Northern Data said demand for its AI compute is accelerating, with its Nvidia GPU fleet approaching full allocation as the German data center operator benefits from growing interest in AI workloads.
The Frankfurt-listed company reported on Thursday that utilization of its GPU estate rose from 62% in December to 66% in January and is expected to approach roughly 85% by the end of the first quarter, matching its current allocation rate.
The increase in usage helped drive sequential revenue growth in the final quarter of 2025, when the company generated €31 million ($33.7 million) in revenue, up from €8 million in the third quarter.
Northern Data said it expects its fleet of roughly 22,000 Nvidia H100 and H200 chips to operate at full capacity in the first quarter, with more than 85% of those processors already allocated to customers through a mix of reserved and on-demand contracts.
The company attributed the rise in utilization to new customer agreements and an expanding pipeline of potential clients, which it said are increasingly seeking dedicated access to high-performance computing infrastructure for AI development.
Improving demand has also lifted the pricing environment for H100 and H200 GPUs between the fourth quarter of 2025 and the first quarter of this year, the company said, though it did not provide specific price figures.
Northern Data has been repositioning its infrastructure around its Taiga Cloud platform, which provides software-defined access to its GPU clusters and allows customers to deploy AI workloads on either bare-metal or on-demand instances.
The company said it has been shifting away from spot-market capacity sales toward longer-term reserved contracts, a move that it expects will stabilize utilization and improve revenue per GPU hour. It plans to publish its full-year 2025 financial results before the end of March.

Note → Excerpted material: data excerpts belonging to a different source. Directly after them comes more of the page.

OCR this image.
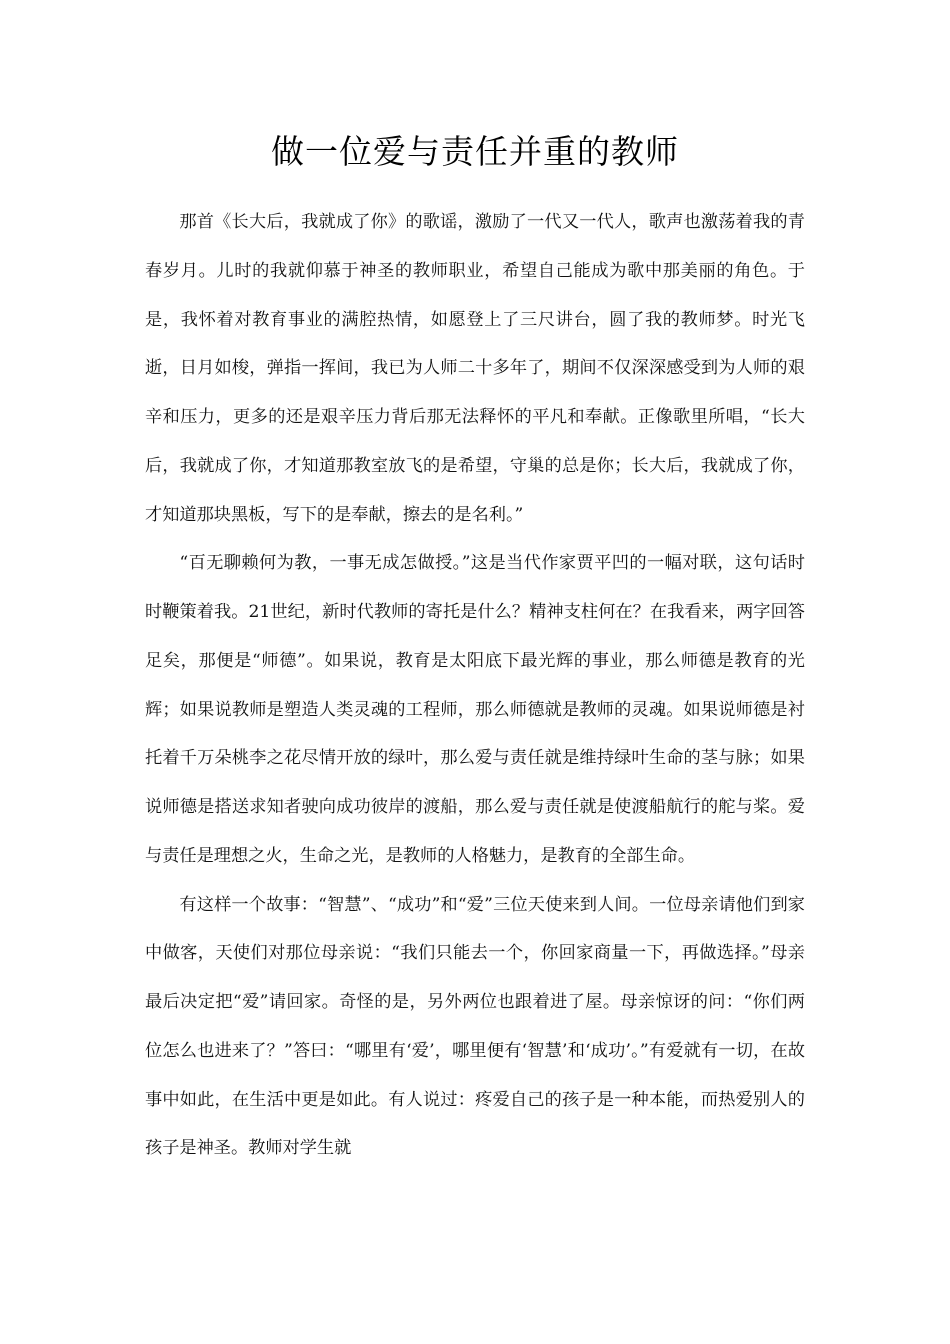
做一位爱与责任并重的教师

那首《长大后，我就成了你》的歌谣，激励了一代又一代人，歌声也激荡着我的青春岁月。儿时的我就仰慕于神圣的教师职业，希望自己能成为歌中那美丽的角色。于是，我怀着对教育事业的满腔热情，如愿登上了三尺讲台，圆了我的教师梦。时光飞逝，日月如梭，弹指一挥间，我已为人师二十多年了，期间不仅深深感受到为人师的艰辛和压力，更多的还是艰辛压力背后那无法释怀的平凡和奉献。正像歌里所唱，“长大后，我就成了你，才知道那教室放飞的是希望，守巢的总是你；长大后，我就成了你，才知道那块黑板，写下的是奉献，擦去的是名利。”

“百无聊赖何为教，一事无成怎做授。”这是当代作家贾平凹的一幅对联，这句话时时鞭策着我。21世纪，新时代教师的寄托是什么？精神支柱何在？在我看来，两字回答足矣，那便是“师德”。如果说，教育是太阳底下最光辉的事业，那么师德是教育的光辉；如果说教师是塑造人类灵魂的工程师，那么师德就是教师的灵魂。如果说师德是衬托着千万朵桃李之花尽情开放的绿叶，那么爱与责任就是维持绿叶生命的茎与脉；如果说师德是搭送求知者驶向成功彼岸的渡船，那么爱与责任就是使渡船航行的舵与桨。爱与责任是理想之火，生命之光，是教师的人格魅力，是教育的全部生命。

有这样一个故事：“智慧”、“成功”和“爱”三位天使来到人间。一位母亲请他们到家中做客，天使们对那位母亲说：“我们只能去一个，你回家商量一下，再做选择。”母亲最后决定把“爱”请回家。奇怪的是，另外两位也跟着进了屋。母亲惊讶的问：“你们两位怎么也进来了？”答曰：“哪里有‘爱’，哪里便有‘智慧’和‘成功’。”有爱就有一切，在故事中如此，在生活中更是如此。有人说过：疼爱自己的孩子是一种本能，而热爱别人的孩子是神圣。教师对学生就
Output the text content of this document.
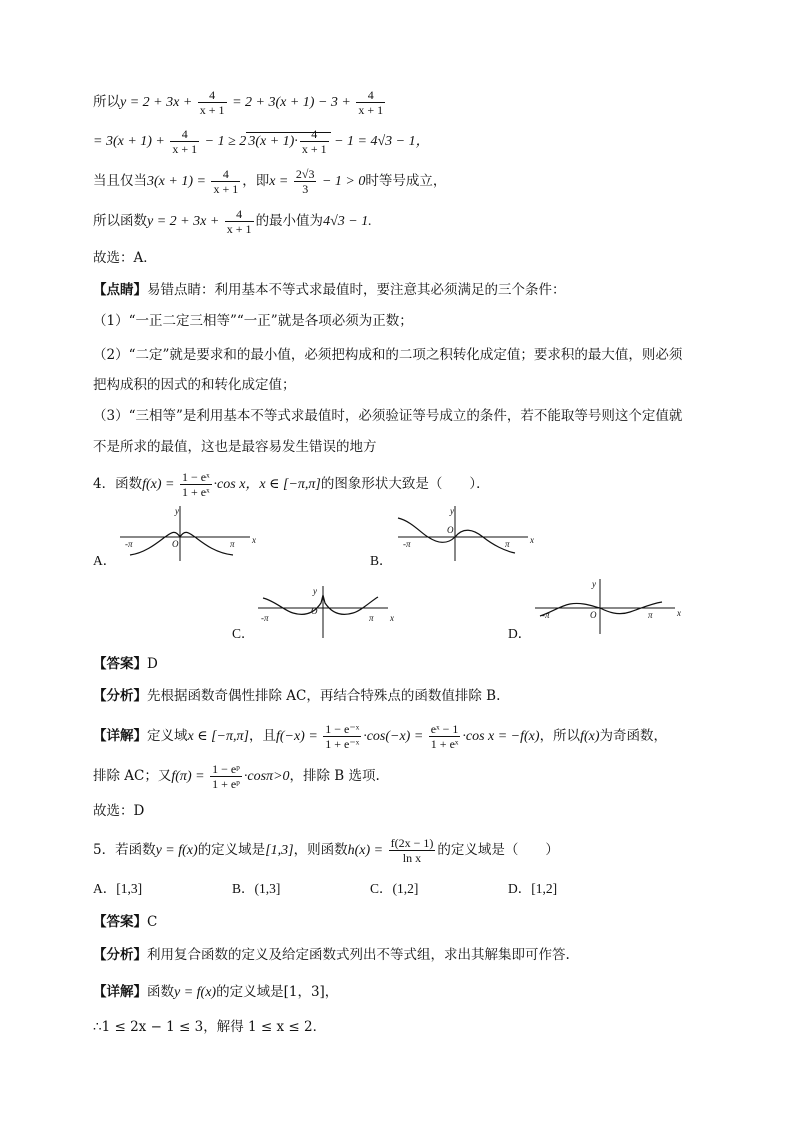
所以$y = 2 + 3x + \frac{4}{x + 1} = 2 + 3(x + 1) - 3 + \frac{4}{x + 1}$
= $3(x + 1) + \frac{4}{x + 1} - 1 \ge 2$ $3(x + 1)\cdot \frac{4}{x + 1} - 1 = 4√3 - 1$，
当且仅当$3(x + 1) = \frac{4}{x + 1}$ ，即$x = \frac{2√3}{3} - 1 > 0$时等号成立，
所以函数$y = 2 + 3x + \frac{4}{x + 1}$ 的最小值为4√3 − 1.
故选：A．
【点睛】易错点睛：利用基本不等式求最值时，要注意其必须满足的三个条件：
（1）“一正二定三相等”“一正”就是各项必须为正数；
（2）“二定”就是要求和的最小值，必须把构成和的二项之积转化成定值；要求积的最大值，则必须
把构成积的因式的和转化成定值；
（3）“三相等”是利用基本不等式求最值时，必须验证等号成立的条件，若不能取等号则这个定值就
不是所求的最值，这也是最容易发生错误的地方
4．函数$f(x) = \frac{\text{1 − eˣ}}{\text{1 + eˣ}} \cdot\cos$ x，x ∈ [−π,π]的图象形状大致是（　　）．
y
x
O
-π	π
A．
y
x
O
-π	π
B．
y
x
O
-π	π
C．
y
x
O
-π	π
D．
【答案】D
【分析】先根据函数奇偶性排除 AC，再结合特殊点的函数值排除 B.
【详解】定义域x ∈ [−π,π]，且$f(-x) = \frac{\text{1 − e⁻ˣ}}{\text{1 + e⁻ˣ}} \cdot\cos(-x) = \frac{\text{eˣ − 1}}{\text{1 + eˣ}} \cdot\cos$ x = −f(x)，所以f(x)为奇函数，
排除 AC；又$f(\pi) = \frac{\text{1 − eᵖ}}{\text{1 + eᵖ}} \cdot\cos\pi>0$，排除 B 选项.
故选：D
5．若函数y = f(x)的定义域是[1,3]，则函数$h(x) = \frac{f(2x - 1)}{\text{ln x}}$ 的定义域是（　　）
A．[1,3]	B．(1,3]	C．(1,2]	D．[1,2]
【答案】C
【分析】利用复合函数的定义及给定函数式列出不等式组，求出其解集即可作答.
【详解】函数y = f(x)的定义域是[1，3]，
∴1 ≤ 2x − 1 ≤ 3，解得 1 ≤ x ≤ 2．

Northern Data’s push to fill its GPU cloud comes after the company effectively exited Bitcoin mining to become a pure-play AI and high-performance computing infrastructure operator. In November 2025, it announced the divestiture of Peak Mining for up to $200 million, including $50 million upfront and as much as $150 million in deferred consideration tied to profit sharing from the Corpus Christi mining operations. The company said at the time the sale would sharpen its focus on Taiga Cloud and Ardent Data Centers, while still preserving some upside linked to the Corpus Christi site during the earn-out period.